# Wow what a meeting



## stmarshall (Jan 24, 2012)

I have seen these type of tanks in a couple of pet shops, not that big and of course, not that nice. The tanks were beautiful, the descriptions were wonderful and I love the way you and your wife can share the same but different hobby. thanks for having us over.


----------



## BriDroid (Oct 2, 2012)

Yes, it was a very good meeting. The tanks were beautiful! I also enjoyed seeing everyone again, its been a few months.


----------



## Michael (Jul 20, 2010)

Fred, thanks so much for hosting! The tanks are great, and I have lusted for that DAS paludarium design ever since we visited the factory last year.
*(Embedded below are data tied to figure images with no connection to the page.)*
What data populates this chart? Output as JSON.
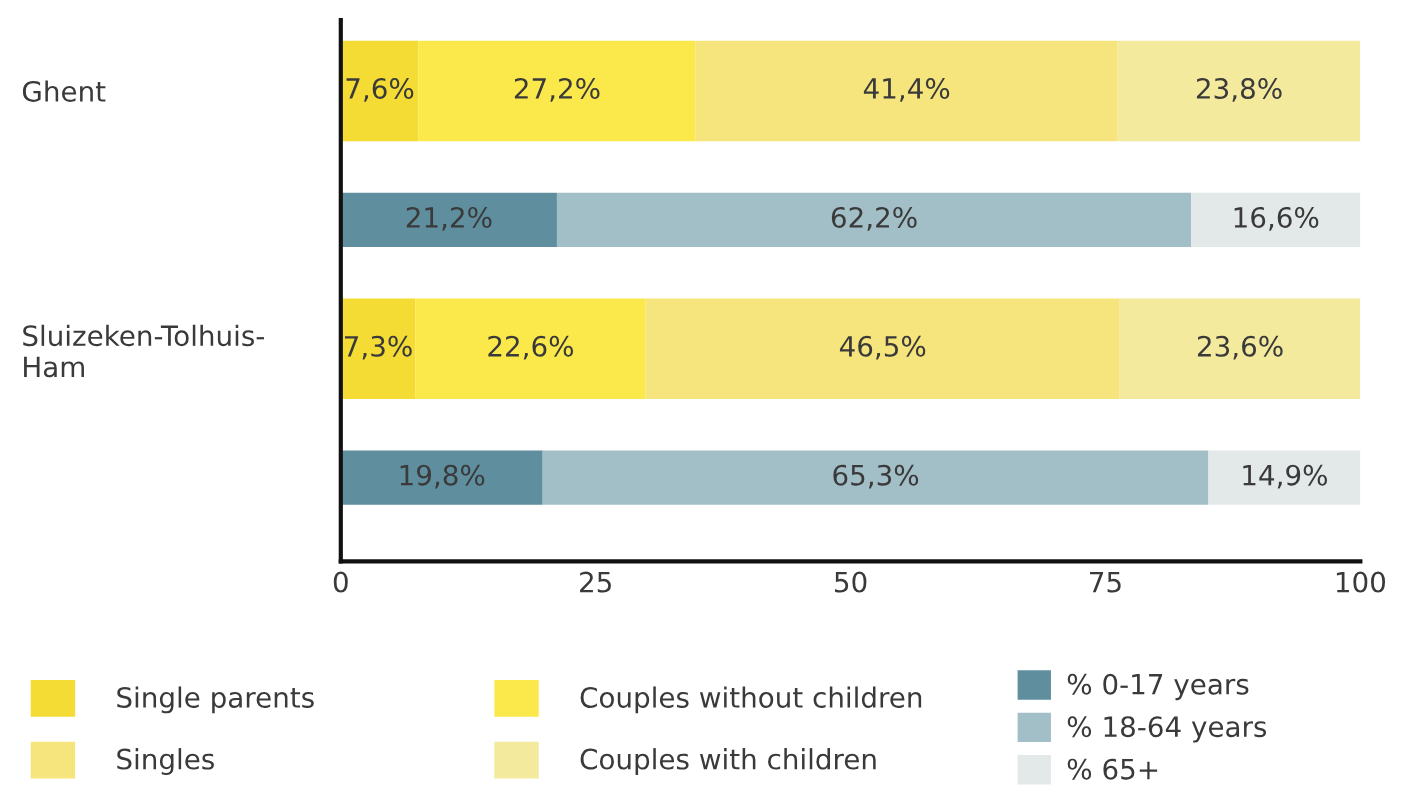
{
  "chart_data": {
    "type": "bar",
    "orientation": "horizontal",
    "stacked": true,
    "categories": [
      "Ghent",
      null,
      "Sluizeken-Tolhuis-Ham",
      null
    ],
    "series": [
      {
        "name": "Single parents",
        "color": "#f4dc35",
        "values": [
          7.6,
          null,
          7.3,
          null
        ],
        "value_labels": [
          "7,6%",
          null,
          "7,3%",
          null
        ]
      },
      {
        "name": "Couples without children",
        "color": "#fbe94c",
        "values": [
          27.2,
          null,
          22.6,
          null
        ],
        "value_labels": [
          "27,2%",
          null,
          "22,6%",
          null
        ]
      },
      {
        "name": "Singles",
        "color": "#f6e47c",
        "values": [
          41.4,
          null,
          46.5,
          null
        ],
        "value_labels": [
          "41,4%",
          null,
          "46,5%",
          null
        ]
      },
      {
        "name": "Couples with children",
        "color": "#f4ea9e",
        "values": [
          23.8,
          null,
          23.6,
          null
        ],
        "value_labels": [
          "23,8%",
          null,
          "23,6%",
          null
        ]
      },
      {
        "name": "% 0-17 years",
        "color": "#5f8e9f",
        "values": [
          null,
          21.2,
          null,
          19.8
        ],
        "value_labels": [
          null,
          "21,2%",
          null,
          "19,8%"
        ]
      },
      {
        "name": "% 18-64 years",
        "color": "#a2bec7",
        "values": [
          null,
          62.2,
          null,
          65.3
        ],
        "value_labels": [
          null,
          "62,2%",
          null,
          "65,3%"
        ]
      },
      {
        "name": "% 65+",
        "color": "#e3e9e8",
        "values": [
          null,
          16.6,
          null,
          14.9
        ],
        "value_labels": [
          null,
          "16,6%",
          null,
          "14,9%"
        ]
      }
    ],
    "xlim": [
      0,
      100
    ],
    "xticks": [
      0,
      25,
      50,
      75,
      100
    ],
    "grid": false,
    "legend": "bottom"
  }
}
You and your wife have the best example I've ever seen.


----------



## Dejlig (Jan 20, 2013)

Great meeting, thanks for hosting Fred. Excellent Dutch style aquariums (go figure).


----------



## TanyaQ2000 (Jan 31, 2010)

thank you Fred for hosting. meeting was great. please thank your wife and daughter for allowing us to invade their space


----------



## fishyjoe24 (May 18, 2010)

Thanks for hosting.


----------



## Pam916 (May 22, 2008)

Great meeting! Thanks for hosting Fred.


----------



## Phil Edwards (Jan 22, 2004)

Pics please for those of us too far away to attend.


----------



## lrulff (Jan 23, 2011)

Dang ,,,, I missed the meeting again. 

Will try make it next time.


----------



## dbot (Aug 23, 2013)

It was a good meeting. Lot's of people!


----------



## Tex Gal (Nov 1, 2007)

Missing you guys! So glad you had a great meeting. Just too many irons in the fire. Got too many fires to put out!


----------